There are plenty of parallels for his decision-making in other parts of the world where the militarisation of city policing is closely linked to the defence of white privilege – and where political parties, like the Republicans in the US or DA in Cape Town, allow powerful individuals continued tenure even when they risk the failure of democracy.
The illegal and unaccountable militarisation of Cape Metro Police undermines both city and national governance.
Where are the DA’s national leaders? Do they accept that the power of one individual is more important than the integrity of the party?
Where is the national government? Is there a de facto agreement that the City of Cape Town is allowed to run a private army?

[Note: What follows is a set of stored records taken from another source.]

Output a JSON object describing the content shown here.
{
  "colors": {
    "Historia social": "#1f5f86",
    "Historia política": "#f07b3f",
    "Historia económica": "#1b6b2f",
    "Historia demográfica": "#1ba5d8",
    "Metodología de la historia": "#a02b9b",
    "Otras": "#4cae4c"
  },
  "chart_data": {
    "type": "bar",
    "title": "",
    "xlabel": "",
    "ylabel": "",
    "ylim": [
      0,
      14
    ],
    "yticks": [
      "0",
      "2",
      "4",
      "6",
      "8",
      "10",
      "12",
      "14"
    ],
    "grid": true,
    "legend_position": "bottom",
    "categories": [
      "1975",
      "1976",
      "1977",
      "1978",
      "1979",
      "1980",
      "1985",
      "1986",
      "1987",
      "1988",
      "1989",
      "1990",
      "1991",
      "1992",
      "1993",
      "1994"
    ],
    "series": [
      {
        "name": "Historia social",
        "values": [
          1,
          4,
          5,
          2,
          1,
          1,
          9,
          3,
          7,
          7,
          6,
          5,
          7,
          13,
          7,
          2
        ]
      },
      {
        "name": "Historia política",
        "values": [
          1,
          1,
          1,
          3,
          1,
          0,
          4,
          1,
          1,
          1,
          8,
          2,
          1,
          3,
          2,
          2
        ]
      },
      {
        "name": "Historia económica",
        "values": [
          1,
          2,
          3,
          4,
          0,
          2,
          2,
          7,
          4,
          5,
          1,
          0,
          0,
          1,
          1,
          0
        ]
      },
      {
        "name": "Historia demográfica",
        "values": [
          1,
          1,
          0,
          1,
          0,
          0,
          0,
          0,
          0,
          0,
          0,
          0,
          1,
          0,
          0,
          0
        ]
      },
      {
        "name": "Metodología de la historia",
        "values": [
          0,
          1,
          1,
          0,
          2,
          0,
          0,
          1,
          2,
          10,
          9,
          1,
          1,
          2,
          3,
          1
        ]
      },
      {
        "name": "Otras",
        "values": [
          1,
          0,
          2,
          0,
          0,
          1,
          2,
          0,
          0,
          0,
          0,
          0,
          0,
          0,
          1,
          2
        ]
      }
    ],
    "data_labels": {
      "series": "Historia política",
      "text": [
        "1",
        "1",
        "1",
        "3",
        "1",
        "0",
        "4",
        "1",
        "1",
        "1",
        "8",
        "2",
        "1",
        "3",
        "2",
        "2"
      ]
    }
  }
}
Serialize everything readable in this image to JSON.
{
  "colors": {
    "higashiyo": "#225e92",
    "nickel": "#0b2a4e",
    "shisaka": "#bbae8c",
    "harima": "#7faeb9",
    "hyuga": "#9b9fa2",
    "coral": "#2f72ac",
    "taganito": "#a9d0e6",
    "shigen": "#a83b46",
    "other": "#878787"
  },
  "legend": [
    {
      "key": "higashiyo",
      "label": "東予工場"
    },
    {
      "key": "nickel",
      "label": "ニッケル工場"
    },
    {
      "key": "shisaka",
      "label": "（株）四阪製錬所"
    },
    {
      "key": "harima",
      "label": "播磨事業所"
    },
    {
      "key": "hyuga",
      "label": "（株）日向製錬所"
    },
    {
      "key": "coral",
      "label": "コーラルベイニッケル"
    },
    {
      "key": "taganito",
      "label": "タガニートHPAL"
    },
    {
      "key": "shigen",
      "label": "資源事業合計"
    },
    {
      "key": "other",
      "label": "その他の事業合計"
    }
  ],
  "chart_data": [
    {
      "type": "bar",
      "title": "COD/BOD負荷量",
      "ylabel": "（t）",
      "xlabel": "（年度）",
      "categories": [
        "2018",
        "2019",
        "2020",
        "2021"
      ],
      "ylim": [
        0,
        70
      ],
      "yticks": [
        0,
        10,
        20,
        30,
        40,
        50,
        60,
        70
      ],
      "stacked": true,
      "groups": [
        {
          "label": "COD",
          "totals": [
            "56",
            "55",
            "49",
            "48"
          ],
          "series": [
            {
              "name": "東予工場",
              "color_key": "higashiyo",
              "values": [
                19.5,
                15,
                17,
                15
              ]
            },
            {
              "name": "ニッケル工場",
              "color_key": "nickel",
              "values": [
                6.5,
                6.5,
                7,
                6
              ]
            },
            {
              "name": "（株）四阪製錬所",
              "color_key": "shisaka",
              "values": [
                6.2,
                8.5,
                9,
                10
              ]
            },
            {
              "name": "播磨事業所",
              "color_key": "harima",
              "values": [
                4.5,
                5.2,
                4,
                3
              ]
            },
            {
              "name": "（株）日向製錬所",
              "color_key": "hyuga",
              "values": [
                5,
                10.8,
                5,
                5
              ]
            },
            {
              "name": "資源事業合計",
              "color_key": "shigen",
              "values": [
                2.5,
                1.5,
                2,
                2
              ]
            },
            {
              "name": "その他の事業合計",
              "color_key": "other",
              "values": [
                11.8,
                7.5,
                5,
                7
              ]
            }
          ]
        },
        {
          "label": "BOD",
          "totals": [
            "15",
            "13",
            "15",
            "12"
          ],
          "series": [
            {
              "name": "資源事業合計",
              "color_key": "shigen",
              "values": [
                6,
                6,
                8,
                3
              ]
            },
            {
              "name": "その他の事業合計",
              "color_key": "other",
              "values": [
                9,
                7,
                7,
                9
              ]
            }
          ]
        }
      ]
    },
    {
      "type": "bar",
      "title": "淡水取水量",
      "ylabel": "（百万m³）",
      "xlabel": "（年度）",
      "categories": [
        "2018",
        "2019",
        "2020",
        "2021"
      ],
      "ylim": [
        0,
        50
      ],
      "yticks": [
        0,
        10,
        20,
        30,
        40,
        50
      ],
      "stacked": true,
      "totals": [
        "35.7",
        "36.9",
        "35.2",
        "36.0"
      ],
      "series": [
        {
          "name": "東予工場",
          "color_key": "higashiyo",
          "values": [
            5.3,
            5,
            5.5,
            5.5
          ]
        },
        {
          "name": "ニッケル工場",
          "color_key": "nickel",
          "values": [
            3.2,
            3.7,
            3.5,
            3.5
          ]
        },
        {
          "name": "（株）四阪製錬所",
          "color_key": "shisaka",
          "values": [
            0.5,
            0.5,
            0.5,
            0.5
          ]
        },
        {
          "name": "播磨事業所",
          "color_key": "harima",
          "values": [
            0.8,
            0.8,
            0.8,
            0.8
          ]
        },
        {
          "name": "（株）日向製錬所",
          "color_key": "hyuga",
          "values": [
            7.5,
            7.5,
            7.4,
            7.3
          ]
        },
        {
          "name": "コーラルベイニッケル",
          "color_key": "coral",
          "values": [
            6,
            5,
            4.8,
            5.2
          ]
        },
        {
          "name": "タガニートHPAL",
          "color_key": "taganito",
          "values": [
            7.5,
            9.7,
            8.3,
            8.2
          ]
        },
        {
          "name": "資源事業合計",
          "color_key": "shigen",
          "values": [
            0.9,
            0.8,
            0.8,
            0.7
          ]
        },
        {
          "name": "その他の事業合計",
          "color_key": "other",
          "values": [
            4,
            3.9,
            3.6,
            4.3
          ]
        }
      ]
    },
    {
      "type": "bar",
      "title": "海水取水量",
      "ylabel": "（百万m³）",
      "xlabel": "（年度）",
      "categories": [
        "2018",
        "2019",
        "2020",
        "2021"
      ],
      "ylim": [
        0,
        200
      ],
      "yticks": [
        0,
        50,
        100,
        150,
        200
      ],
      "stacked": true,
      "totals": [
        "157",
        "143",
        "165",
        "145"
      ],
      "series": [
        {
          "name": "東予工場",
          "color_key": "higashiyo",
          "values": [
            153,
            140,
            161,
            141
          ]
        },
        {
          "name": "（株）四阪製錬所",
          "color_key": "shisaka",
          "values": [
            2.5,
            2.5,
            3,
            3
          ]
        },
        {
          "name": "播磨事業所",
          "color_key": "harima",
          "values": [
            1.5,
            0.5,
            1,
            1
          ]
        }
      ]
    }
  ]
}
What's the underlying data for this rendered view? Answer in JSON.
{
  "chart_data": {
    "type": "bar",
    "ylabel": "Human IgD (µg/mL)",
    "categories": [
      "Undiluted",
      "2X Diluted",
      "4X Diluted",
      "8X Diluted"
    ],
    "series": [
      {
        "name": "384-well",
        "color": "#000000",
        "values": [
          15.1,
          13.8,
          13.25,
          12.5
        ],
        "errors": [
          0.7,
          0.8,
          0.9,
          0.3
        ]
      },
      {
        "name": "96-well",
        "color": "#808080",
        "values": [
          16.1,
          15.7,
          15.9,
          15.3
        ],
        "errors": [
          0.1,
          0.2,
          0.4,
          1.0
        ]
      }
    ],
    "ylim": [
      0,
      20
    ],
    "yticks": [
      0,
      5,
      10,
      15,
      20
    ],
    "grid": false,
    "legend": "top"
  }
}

After a decade of expenditure on Cape Metro Police, why does Cape Town repeatedly witness militia-style evictions and assaults on homeless people – at the same time as a constant increase in gun and knife violence appears to go unchecked, giving rise to a situation so extreme that, “among males, intentional injuries have overtaken HIV/AIDS/TB as the leading cause of premature mortality in the Western Cape”?
Both the ANC and DA must call to order the City of Cape Town and Western Cape provincial officials who have allowed the traffic police to be militarised and turned into an army against the poor. DM
Vanessa Farr is a member of the Women’s International League for Peace and Freedom (WILPF) Academic Network and has worked with various UN organisations on militarisation and gun violence around the globe for two decades.
Lesley Green is Professor of Anthropology and director of Environmental Humanities South at the University of Cape Town.